Based on financial reports and public guidance from various companies, Amazon plans to spend $200 billion on capital expenditures in 2026, Alphabet $180 billion, Meta $125 billion, and Microsoft about $120 billion. These four companies have generally doubled or tripled their spending over two years, totaling over $650 billion, with roughly three-quarters directed toward AI infrastructure.

OpenAI’s $600 billion is a five-year cumulative target, averaging about $120 billion annually, comparable to Microsoft’s annual capital expenditure. The difference is that Microsoft’s annual revenue exceeds $240 billion, while OpenAI’s annualized revenue just reached $25 billion, and it is not expected to turn cash flow positive before 2030.

The Stargate restructuring is not just a change in budget figures; the organizational adjustments reveal a deeper strategic shift.

Post-restructuring, Stargate is divided into three lines. The Epic Business Partnerships team is led by OpenAI veteran and former Deloitte manager Peter Hoeschele, managing cloud contracts with Microsoft, Oracle, and Amazon, as well as deals with chip manufacturers, including multi-year agreements with AMD (using up to 6 gigawatts of chips at a cost of up to 10% of AMD’s common stock) and a partnership with chip startup Cerebras Systems.
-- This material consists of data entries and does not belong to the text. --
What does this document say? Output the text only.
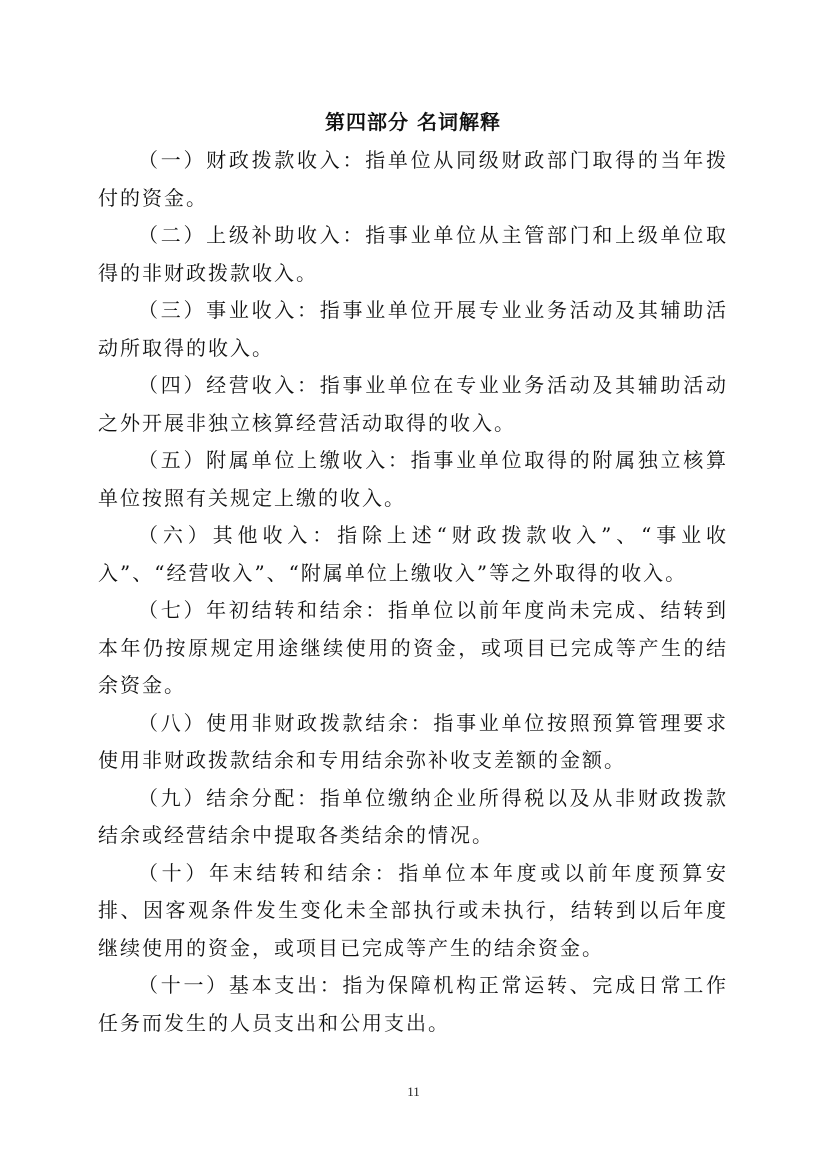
第四部分 名词解释

（一）财政拨款收入：指单位从同级财政部门取得的当年拨付的资金。

（二）上级补助收入：指事业单位从主管部门和上级单位取得的非财政拨款收入。

（三）事业收入：指事业单位开展专业业务活动及其辅助活动所取得的收入。

（四）经营收入：指事业单位在专业业务活动及其辅助活动之外开展非独立核算经营活动取得的收入。

（五）附属单位上缴收入：指事业单位取得的附属独立核算单位按照有关规定上缴的收入。

（六）其他收入：指除上述“财政拨款收入”、“事业收入”、“经营收入”、“附属单位上缴收入”等之外取得的收入。

（七）年初结转和结余：指单位以前年度尚未完成、结转到本年仍按原规定用途继续使用的资金，或项目已完成等产生的结余资金。

（八）使用非财政拨款结余：指事业单位按照预算管理要求使用非财政拨款结余和专用结余弥补收支差额的金额。

（九）结余分配：指单位缴纳企业所得税以及从非财政拨款结余或经营结余中提取各类结余的情况。

（十）年末结转和结余：指单位本年度或以前年度预算安排、因客观条件发生变化未全部执行或未执行，结转到以后年度继续使用的资金，或项目已完成等产生的结余资金。

（十一）基本支出：指为保障机构正常运转、完成日常工作任务而发生的人员支出和公用支出。

11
The Technology Engineering and Design team is jointly led by former Meta and Google engineer Chris Malone and former Microsoft engineering director Adrian Caulfield, responsible for redesigning OpenAI’s AI server clusters. The Physical Infrastructure Operations team is led by former Google data center director Nick Saddock, replacing Keith Heyde who left weeks earlier.

The semiconductor team, led by former Google chip executive Richard Ho, is outside Katti’s scope and reports directly to OpenAI President Greg Brockman. This team is collaborating with Broadcom to develop in-house chips, aiming to reduce inference costs for products like ChatGPT.

The name “Stargate” remains, but what it refers to has completely changed. In January 2025, it was a joint venture with SoftBank and Oracle to build data centers. By March 2026, it had become a broad strategy to deploy gigawatt-scale server capacity. From “I want to build my own power plant” to “I want to sign the best lease.” The total planned capacity across all sites remains nearly 7 gigawatts, with a total investment exceeding $400 billion over three years. OpenAI is shifting its compute focus toward NVIDIA’s Vera Rubin platform, aiming to launch its first gigawatt-scale capacity by the second half of 2026.